Tuesday, November 6, 2012

New Beginnings, Part 1

Something monumental happened for me this weekend.

Let's back up. I graduated with a BA in Vocal Performance three years ago. Singing was my life. If anyone asked me what I'd do when I'd grow up, the answer would always be "sing!"

So, when I graduated from high school, and was on my way to college, I optimistically and blindly signed up for the only degree I could imagine, Vocal Performance.

I started as a double major in performance and education, but my advisor basically laughed at me and said I'd be in school for eight years. So, I decided to drop education, and stick with my passion of performing.

Immediately, I was barraged with the rules, opinions, and strong beliefs of all the music professors.

"This isn't American Idol"
"Your performance must be perfect!"
"Don't close your eyes when you sing, you close out the audience"
"No parallel motions with your hands"
"You don't get to sing songs you enjoy in real life, so you don't get to pick what you sing now"
"If you can't sing all day, then you're not singing correctly"
"There's too much air in your voice"
"Your voice isn't airy enough"

I was tugged and pulled back and forth between feuding professors, forced to pledge my allegiance to one or the other, wanting to please everyone.

I spent hours and hours practicing, never to feel good enough.

I was constantly sick with strepp, bronchitis, and other illnesses because I was so stressed and overworked.

One of the lowest, most brutal moments was when I was preparing for an operetta. I worked so hard, and was so prepared for our performance. The night before, I got very sick. I had bronchitis, and I lost my voice. I had to perform anyway, and my solos were divvied out to the other singers. Did I receive compassion and concern? No, I was treated as an inconvenience. In fact, I was told that I'd be able to sing if I did my best to take care of myself that night. The day of the performance, I could barely get out of bed. Putting my hair back and my makeup on was near impossible. I trudged to the performance hall, half alive, and sat back stage, ready to mime my parts.

On stage, no one would have known I was sick. I was animated, vibrant, and entertaining. Between scenes, I hobbled back stage, and coughed up blood.

If I were in a stronger state of mind in college, and had a clear, unfaltering vision of why I was a singer, all of the things that were said and done by the professors and other students wouldn't have made as big of an impact. Unfortunately, I was a vulnerable, naïve, moldable girl, fully believing the words of anyone with authority.

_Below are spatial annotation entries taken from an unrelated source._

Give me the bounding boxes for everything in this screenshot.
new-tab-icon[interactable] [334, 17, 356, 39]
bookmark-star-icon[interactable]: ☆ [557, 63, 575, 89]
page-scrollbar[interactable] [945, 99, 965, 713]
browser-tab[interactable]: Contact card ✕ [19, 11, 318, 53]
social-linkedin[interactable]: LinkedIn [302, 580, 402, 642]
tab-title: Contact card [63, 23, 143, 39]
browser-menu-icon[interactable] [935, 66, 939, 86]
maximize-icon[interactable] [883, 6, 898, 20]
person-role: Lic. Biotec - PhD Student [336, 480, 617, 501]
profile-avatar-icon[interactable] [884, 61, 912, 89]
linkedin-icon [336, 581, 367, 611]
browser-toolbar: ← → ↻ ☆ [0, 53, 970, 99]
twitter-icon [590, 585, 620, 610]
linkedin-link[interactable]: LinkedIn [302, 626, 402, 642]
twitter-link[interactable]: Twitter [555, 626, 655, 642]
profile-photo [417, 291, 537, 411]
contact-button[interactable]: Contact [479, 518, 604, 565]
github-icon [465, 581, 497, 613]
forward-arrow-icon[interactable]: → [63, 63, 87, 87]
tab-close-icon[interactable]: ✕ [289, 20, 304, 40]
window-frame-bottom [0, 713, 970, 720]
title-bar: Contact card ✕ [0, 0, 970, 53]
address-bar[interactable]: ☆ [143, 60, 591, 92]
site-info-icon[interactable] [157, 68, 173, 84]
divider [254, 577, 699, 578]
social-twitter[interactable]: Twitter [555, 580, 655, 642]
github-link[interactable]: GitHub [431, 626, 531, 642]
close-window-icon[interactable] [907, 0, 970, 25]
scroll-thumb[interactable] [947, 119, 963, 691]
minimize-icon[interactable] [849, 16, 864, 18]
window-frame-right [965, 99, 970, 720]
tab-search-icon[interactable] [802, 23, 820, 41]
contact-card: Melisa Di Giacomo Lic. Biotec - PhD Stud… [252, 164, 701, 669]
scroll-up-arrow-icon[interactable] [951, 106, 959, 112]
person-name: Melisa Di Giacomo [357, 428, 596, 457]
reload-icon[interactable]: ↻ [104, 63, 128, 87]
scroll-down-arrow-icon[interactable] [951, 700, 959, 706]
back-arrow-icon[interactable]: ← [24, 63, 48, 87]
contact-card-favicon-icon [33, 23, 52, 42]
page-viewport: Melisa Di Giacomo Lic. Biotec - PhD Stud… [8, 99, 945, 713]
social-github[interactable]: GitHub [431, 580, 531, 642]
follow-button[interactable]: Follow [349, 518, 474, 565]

So slowly, my passion began to fade, and I became horribly critical of my voice, and myself. My instructors didn't need to chastise me for mistakes, I did it well enough for them. By my last year, I was drained of all joy in music, and went through the motions like a mindless drone. I got to be a lead in the opera that year, which would have been a dream come true before. At that point, I just wanted to get through it.

I sang the national anthem and alma mater at our graduation, but all I could think of was getting out of there. When I graduated, I got married immediately afterward, and moved out to the Washington D.C. area.

I was deeply depressed and lost. Being a small town Alaska girl, D.C. was overwhelming and terrifying. The one thing that was consistent in my life before was music, and without it, I didn't know what direction to take. I worked retail, hated it, and then got a receptionist job at a medical company., where I was unchallenged, and unfulfilled.

I was going through the motions, doing pretty much everything but singing. Every once and a while, I'd feel the strong desire to sing, but as soon as I would the critical voices in my head would attack, and I'd go silent.

After two years, we moved to Seattle. This is where things slowly began to change for me.